Irvine Welsh- Trainspotting.

PROEMIO.

Don Winslow en su libro El cártel (2015) nos dice lo siguiente: “La tan cacareada guerra contra la droga es una puerta giratoria: eliminas a uno y otro pasa a ocupar la cabecera de la mesa. Eso no cambiará mientras el apetito insaciable por la droga siga ahí”, una frase tan cierta como lapidaria. Ahora bien y de acuerdo con un trabajo publicado por CEPAL intitulado “Producción, tráfico y consumo de drogas en América Latina”, se nos menciona que los problemas asociados a la producción, tráfico, y consumo de narcóticos afectan la calidad de vida de la población y están íntimamente relacionados con formas de exclusión social y debilidad institucional, generando inseguridad y violencia, siendo, como lo menciona José Saramago en su relato intitulado La silla, un carcoma que corroe la gobernabilidad de los países. Es por esta razón que el problema de las drogas ha ido adquiriendo presencia progresiva a nivel internacional.
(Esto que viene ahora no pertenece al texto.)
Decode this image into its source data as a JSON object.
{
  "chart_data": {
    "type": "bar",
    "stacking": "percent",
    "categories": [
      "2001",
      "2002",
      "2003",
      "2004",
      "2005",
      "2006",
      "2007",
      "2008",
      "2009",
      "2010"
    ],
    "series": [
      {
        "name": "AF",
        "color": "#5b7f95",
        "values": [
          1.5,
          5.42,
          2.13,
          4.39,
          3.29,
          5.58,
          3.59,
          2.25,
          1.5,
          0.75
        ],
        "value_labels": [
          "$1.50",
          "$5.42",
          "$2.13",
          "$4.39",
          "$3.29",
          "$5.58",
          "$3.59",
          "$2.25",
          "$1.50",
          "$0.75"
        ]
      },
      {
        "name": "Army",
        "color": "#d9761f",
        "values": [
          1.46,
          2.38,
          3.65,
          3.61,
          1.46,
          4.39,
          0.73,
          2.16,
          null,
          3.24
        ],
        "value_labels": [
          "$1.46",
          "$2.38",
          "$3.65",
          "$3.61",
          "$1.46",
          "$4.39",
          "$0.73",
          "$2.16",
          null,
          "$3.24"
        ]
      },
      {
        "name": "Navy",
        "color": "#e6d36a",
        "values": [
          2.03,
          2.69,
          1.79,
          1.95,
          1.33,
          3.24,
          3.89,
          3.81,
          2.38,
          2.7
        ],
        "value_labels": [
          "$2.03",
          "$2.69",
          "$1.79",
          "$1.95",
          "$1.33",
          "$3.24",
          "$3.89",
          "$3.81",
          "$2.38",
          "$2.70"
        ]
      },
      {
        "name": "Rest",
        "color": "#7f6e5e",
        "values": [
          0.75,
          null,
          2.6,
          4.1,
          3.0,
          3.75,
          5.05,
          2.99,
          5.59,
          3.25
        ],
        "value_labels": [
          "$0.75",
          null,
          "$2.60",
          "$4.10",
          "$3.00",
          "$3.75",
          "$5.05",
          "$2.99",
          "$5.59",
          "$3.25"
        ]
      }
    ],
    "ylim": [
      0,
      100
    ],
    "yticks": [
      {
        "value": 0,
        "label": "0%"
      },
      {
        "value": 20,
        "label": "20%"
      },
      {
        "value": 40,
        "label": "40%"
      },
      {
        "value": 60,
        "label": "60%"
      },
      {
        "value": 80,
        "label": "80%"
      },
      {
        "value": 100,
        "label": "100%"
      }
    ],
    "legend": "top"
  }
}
Es importante mencionar que, América Latina concentra la producción global de hoja de coca, pasta base de cocaína y clorhidrato de todo el globo terráqueo, además de una producción de marihuana que se extiende hacía distintos países y zonas destinadas tanto al consumo interno como a la exportación, sin olvidar que también es uno de los principales productores de amapola para la producción de goma de opio y heroína, y cuyo principal consumidor son los Estados Unidos de América a quienes les llega por la ruta del Pacífico, haciendo derrotero por Centroamérica y por transporte fluvial desde los países productores a través de Brasil.

El narcotráfico es un problema endémico que afecta a la poblacional juvenil de alta vulnerabilidad social y a los hombres más que a las mujeres, no obstante lo anterior, y situándonos en la realidad nacional, los delitos contra la salud son la segunda causa de encarcelamiento de mujeres en el fuero común y la primera en el fuero federal; y de acuerdo con los centros de tratamiento para la prevención y control de las adicciones, el alcohol, el tabaco y la mariguana son las drogas de inicio más frecuentes, sin embargo, son la cocaína, el crack y recientemente el fentanilo las drogas ilícitas de mayor impacto en la salud.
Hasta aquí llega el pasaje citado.